Марианна не может точно вспомнить, что именно она почувствовала, прочитав это письмо, но она на него не ответила. В феврале, июне и августе 1950 года она получила еще несколько писем, в которых Мелита признавалась, что шпионила за их семьей, и писала, что «мне всегда было стыдно за то, что произошло в 1937 году». И «я счастлива, что вы живете в США и отрицательно относитесь ко всему немецкому, в то время как я пытаюсь восстановить связи с людьми и возобновить нашу дружбу».

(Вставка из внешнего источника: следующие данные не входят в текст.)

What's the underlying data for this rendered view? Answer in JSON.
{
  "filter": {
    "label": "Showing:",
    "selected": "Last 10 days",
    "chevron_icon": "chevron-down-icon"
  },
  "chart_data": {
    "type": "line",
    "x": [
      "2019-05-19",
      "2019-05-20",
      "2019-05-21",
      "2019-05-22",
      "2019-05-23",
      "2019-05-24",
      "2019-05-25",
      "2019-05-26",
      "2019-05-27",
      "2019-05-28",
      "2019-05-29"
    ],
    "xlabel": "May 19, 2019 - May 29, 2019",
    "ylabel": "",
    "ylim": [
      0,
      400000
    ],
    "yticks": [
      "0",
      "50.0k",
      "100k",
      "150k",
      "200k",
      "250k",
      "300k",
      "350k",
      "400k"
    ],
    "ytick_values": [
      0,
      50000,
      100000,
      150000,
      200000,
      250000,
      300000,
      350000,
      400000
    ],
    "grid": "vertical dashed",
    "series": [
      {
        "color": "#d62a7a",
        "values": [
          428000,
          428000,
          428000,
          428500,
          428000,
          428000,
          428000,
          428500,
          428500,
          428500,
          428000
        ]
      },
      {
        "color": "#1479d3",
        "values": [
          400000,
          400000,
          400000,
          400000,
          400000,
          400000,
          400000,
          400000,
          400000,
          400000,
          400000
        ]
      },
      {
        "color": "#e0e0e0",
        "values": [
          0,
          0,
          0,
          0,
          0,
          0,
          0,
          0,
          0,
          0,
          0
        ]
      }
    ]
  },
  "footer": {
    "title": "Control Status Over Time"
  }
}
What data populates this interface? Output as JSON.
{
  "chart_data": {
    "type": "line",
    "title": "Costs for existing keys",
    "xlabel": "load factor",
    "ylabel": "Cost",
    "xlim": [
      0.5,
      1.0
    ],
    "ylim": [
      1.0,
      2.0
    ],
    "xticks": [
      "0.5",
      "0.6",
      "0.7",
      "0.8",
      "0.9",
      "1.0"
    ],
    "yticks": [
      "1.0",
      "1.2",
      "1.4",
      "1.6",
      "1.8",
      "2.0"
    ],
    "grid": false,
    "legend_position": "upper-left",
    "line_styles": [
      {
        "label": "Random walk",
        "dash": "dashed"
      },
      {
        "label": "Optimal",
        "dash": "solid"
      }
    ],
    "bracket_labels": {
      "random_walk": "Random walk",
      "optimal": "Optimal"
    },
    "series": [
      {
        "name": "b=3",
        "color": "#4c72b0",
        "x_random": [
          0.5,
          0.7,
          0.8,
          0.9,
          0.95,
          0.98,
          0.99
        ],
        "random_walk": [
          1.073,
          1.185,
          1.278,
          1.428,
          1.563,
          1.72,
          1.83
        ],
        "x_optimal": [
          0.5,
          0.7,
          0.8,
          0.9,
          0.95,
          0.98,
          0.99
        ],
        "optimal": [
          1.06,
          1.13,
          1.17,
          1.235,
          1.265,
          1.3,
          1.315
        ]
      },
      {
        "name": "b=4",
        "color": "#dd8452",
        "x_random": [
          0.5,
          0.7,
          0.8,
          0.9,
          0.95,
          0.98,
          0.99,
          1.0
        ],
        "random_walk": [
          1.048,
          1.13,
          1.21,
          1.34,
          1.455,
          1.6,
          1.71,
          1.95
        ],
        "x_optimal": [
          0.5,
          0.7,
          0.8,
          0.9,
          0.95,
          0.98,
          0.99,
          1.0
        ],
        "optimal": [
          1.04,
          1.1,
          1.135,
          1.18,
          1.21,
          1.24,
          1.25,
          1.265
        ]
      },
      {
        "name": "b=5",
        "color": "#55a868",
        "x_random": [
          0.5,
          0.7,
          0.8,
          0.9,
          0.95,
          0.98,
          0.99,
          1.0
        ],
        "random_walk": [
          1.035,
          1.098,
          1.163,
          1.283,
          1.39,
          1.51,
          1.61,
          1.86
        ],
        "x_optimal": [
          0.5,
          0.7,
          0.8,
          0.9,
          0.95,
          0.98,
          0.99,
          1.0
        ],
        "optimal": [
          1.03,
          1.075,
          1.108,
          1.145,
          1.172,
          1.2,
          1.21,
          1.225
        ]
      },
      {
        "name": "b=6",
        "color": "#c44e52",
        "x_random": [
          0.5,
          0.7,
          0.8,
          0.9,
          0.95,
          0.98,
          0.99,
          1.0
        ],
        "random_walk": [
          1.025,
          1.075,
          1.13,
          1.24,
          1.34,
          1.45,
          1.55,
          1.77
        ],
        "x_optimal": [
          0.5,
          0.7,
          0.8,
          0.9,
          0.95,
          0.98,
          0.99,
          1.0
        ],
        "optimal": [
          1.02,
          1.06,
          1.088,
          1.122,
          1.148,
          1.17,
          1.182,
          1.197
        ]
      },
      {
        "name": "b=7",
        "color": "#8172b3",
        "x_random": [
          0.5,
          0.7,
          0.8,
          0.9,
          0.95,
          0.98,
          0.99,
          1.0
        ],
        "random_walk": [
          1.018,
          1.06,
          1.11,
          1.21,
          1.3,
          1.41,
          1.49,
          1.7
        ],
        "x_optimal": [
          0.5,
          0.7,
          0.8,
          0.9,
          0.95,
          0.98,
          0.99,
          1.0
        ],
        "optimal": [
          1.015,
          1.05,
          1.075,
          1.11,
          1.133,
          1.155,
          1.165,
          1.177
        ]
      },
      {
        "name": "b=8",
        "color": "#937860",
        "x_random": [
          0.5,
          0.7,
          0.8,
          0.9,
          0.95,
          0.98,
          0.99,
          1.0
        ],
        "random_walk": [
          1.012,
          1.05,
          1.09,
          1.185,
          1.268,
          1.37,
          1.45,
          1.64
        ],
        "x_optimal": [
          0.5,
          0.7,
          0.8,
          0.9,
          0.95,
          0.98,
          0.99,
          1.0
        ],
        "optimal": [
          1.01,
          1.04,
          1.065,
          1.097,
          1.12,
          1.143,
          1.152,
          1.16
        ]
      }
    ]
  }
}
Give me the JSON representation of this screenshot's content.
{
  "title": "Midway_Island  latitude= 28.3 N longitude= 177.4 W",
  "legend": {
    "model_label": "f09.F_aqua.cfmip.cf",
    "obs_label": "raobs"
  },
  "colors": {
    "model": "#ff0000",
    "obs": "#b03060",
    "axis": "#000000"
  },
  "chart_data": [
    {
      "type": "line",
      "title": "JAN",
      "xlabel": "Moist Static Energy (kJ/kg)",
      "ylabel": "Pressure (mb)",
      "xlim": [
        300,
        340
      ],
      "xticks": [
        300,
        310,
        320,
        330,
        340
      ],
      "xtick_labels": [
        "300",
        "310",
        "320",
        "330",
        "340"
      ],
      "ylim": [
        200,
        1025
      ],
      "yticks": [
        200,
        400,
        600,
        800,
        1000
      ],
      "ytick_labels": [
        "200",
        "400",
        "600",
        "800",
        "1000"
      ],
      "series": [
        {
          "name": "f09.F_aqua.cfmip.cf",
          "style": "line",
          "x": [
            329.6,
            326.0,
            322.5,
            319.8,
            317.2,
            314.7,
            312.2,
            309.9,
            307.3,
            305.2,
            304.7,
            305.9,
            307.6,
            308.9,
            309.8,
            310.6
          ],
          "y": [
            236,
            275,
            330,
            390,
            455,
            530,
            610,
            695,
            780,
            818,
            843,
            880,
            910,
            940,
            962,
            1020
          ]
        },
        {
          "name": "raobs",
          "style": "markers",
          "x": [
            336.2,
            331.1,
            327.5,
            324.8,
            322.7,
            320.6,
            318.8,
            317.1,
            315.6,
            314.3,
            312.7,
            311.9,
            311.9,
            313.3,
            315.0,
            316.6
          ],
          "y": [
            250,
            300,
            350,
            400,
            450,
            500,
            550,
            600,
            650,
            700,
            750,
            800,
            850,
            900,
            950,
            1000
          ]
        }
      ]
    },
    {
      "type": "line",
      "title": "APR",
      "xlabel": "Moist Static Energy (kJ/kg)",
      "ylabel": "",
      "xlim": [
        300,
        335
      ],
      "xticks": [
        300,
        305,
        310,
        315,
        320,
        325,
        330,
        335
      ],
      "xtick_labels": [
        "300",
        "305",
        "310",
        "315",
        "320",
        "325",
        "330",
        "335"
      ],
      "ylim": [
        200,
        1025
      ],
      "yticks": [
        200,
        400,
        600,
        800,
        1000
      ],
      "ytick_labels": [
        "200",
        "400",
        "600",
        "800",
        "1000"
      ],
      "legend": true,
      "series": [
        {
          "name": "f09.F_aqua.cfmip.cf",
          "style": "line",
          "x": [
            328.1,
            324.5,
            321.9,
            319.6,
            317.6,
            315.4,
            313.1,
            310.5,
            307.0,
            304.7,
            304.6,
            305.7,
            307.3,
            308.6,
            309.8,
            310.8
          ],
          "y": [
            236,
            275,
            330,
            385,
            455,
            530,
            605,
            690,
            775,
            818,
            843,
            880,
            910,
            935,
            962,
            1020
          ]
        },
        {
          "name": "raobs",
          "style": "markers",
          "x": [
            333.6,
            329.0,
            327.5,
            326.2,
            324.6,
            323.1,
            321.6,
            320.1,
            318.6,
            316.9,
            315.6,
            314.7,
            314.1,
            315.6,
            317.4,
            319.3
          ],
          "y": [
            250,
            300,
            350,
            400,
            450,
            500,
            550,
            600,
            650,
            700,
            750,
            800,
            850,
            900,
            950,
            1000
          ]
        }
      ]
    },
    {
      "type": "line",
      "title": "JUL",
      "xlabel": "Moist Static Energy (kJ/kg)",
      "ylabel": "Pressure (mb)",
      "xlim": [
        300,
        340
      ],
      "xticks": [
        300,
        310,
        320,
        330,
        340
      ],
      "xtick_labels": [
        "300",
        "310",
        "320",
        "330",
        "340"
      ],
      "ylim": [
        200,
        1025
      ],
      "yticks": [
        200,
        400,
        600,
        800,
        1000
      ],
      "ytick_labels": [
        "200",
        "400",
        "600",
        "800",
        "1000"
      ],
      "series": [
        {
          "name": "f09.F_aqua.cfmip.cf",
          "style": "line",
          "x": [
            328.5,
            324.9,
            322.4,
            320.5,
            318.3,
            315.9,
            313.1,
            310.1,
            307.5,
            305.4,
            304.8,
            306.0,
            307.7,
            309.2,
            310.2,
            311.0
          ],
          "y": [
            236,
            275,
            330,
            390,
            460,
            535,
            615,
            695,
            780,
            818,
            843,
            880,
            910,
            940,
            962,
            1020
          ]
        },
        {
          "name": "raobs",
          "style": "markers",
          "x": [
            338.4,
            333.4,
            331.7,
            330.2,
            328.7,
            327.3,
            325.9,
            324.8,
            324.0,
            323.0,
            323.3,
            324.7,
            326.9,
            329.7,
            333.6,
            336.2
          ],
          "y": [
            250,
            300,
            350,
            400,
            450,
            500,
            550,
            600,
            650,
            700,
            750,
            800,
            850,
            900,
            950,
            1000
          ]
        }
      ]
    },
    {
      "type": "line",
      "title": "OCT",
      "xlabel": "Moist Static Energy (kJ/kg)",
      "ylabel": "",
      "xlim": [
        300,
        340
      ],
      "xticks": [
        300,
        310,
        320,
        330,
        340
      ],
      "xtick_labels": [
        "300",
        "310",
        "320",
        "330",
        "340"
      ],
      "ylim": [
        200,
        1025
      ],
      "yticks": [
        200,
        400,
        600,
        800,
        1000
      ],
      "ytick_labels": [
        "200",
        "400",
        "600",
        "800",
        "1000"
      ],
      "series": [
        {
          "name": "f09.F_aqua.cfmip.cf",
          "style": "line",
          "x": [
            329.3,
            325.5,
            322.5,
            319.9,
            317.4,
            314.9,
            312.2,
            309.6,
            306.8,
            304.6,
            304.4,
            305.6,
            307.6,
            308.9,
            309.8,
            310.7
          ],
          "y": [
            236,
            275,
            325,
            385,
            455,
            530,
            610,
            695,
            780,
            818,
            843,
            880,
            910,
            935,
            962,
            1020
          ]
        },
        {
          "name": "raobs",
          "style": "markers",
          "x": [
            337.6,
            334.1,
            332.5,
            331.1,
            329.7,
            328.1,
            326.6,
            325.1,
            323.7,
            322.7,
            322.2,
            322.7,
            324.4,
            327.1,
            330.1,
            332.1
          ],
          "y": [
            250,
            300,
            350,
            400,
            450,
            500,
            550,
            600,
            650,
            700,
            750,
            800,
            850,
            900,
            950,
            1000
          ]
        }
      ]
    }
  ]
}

В 1954 году Марианна переехала в Панаму, где ее муж работал на одно из агентств ООН, и преподавала там немецкий в Национальном университете. В 1963 году Институт Гете пригласил ее и нескольких других преподавателей немецкого посетить Германию. Мелита поддерживала контакт с теми членами семьи Марианны, которые там остались, она умоляла Марианну приехать. Весной 1963 года, незадолго до выхода «Account Renedered», Мелита вручила рукопись своих мемуаров Марианне, которая их прочла, после чего провела ночь в доме Мелиты за их обсуждением.
«Сказать, что наша встреча прошла не слишком хорошо, было бы серьезным преуменьшением, - рассказала мне Марианна. – Я была абсолютно шокирована тем, что я прочла. Я и не подозревала о масштабах ее деятельности во время войны. Я была смущена, уязвлена, потрясена, я просто не могла об этом говорить. Во время нашего прощания она плакала. Я – нет. Оглядываясь назад, могу сказать, что она вела себя открыто и откровенно, я – нет. Больше мы не виделись».
В 1964 году Марианна вернулась в США и стала преподавать немецкий язык в Калифорнийском университете. Ей не хотелось погружаться в эмоциональный хаос отношений с Мелитой, «несмотря на то, что она продолжала писать мне из Индии, где она стала ученицей индийской гуру. Я отвергла ее попытки восстановить наши отношения, и, хотя я очень люблю моих родственников, живущих в Германии, я отвергла Германию».
Марианна не писала о себе до 2006 года, когда в возрасте 88 лет, перебирая свои старые бумаги, она нашла письма Мелиты. Она выбрала из них те отрывки, которые показались ей наиболее интересными, перепечатала их и выбросила оригиналы писем. «Я не думала, что они кого-то заинтересуют. Сейчас я очень жалею, что не сохранила ни одного письма. Размышляя об этом сейчас, спустя 80 лет после нашего с ней знакомства, могу сказать, что предательство Мелиты и уничтожение Гитлером того, что я ценила в Германии, стали теми причинами, по которым я больше не считаю себя немкой».
«Я отдаю ей должное за то, что у нее хватило мужества написать и издать «Fazit» именно тогда, когда она это сделала. В 1963 году ни один из моих знакомых не признавал, что был нацистом. Возможно, она стала первым немцем и, несомненно, первой немкой, которая попыталась честно взглянуть в лицо своему прошлому. Ни один автор книг тогда не смог тогда откровенно заявить: «Я был нацистом, и вот почему». В своих мемуарах она, несомненно, представила меня в положительном свете, с уважением и пониманием. В конце концов, Мелита осознала весь ужас нацизма, и мне кажется, что ее книга должна была стать мольбой о прощении».
Мелита Машманн умерла в Германии в 2010 году. Примерно за 10 лет до ее смерти ей был поставлен диагноз болезни Альцгеймера. Она так и не вышла замуж, и у нее не было детей.